Looking in the mirror

It is one of the ironies that we attract people who cause us to deal with ourselves. And I do think that when Jesus said, "Love your enemies," it would have been helpful if he had mentioned that a prerequisite to loving Other Enemies is learning to accept and love the enemy within, because we are all so alone and desperate and we act and feel out of this place, and that's how we make enemies of ourselves and one another. Then we see it in someone else -- a co-worker, a nanny, a spouse, a child or sibling, and we when we witness that desperate way of living based on fear or need of one kind or another, we want to kill that part of ourself we see in them, whichc means we get wacko, and wammo, you're left with a cat fight, homeland security, marital breakdown or isolation at best (or worst.)

My au pair is awfully like me.

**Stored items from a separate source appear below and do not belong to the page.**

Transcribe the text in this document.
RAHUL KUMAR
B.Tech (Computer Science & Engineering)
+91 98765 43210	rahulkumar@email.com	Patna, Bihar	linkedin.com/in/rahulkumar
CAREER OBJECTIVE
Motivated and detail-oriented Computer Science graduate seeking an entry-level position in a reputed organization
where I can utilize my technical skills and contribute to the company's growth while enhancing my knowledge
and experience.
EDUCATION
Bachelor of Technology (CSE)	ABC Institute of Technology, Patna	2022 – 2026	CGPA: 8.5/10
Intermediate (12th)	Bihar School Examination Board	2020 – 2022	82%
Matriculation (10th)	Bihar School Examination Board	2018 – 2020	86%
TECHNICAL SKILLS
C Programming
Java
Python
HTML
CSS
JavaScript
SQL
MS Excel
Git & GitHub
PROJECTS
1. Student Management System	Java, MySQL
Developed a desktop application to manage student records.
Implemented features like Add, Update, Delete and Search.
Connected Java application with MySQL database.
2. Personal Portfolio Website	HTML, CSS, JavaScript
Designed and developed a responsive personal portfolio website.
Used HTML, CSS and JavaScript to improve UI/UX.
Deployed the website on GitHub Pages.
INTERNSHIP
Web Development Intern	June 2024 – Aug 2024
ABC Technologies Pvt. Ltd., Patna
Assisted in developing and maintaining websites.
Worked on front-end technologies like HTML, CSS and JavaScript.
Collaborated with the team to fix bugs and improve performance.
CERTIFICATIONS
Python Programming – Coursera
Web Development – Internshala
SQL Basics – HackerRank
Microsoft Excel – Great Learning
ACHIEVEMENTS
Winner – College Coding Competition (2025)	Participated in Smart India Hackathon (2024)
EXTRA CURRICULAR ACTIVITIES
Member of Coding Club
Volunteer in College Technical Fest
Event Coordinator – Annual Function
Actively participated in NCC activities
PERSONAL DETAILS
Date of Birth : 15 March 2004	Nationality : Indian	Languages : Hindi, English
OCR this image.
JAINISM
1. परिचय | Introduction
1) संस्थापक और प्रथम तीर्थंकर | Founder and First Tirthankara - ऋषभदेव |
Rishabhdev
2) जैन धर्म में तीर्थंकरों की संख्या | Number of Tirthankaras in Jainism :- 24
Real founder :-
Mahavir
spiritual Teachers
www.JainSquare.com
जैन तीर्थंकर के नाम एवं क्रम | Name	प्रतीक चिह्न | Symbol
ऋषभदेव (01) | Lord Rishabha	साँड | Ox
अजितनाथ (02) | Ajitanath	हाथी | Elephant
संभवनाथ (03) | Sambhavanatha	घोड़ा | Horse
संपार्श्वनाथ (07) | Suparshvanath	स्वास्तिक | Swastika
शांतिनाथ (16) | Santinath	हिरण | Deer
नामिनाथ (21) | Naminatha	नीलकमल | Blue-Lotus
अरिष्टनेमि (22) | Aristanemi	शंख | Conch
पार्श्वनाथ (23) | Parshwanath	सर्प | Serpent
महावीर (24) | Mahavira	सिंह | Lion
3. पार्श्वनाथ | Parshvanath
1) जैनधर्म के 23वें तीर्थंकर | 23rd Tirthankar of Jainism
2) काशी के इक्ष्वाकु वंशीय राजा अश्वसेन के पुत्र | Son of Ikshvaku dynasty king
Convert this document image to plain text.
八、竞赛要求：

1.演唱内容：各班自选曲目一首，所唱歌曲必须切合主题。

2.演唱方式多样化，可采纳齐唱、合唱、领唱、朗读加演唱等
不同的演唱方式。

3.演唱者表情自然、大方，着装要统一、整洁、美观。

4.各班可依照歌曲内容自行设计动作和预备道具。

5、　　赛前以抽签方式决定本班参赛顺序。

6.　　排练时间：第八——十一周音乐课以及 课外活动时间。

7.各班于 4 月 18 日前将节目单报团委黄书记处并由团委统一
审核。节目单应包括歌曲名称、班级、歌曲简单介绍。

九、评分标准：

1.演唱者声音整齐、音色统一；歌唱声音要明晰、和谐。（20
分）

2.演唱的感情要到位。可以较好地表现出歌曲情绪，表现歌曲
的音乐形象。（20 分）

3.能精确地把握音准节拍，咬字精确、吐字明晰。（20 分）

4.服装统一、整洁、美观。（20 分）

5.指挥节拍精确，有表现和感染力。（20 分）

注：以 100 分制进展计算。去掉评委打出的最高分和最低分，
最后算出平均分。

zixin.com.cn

And I mean, certain parts of my self which I find awful, I see in her. We also look like sisters and are quite similar in a number of neutral and beautiful ways. I am having a problem with her, and it's like as bad fighting with my husband -- maybe worse. How do I deal with the part of myself I see in her? How do I deal with her, knowing she is not me, and can't be expected to respond to whatever I do in the way I (or any of my inner parts) would respond?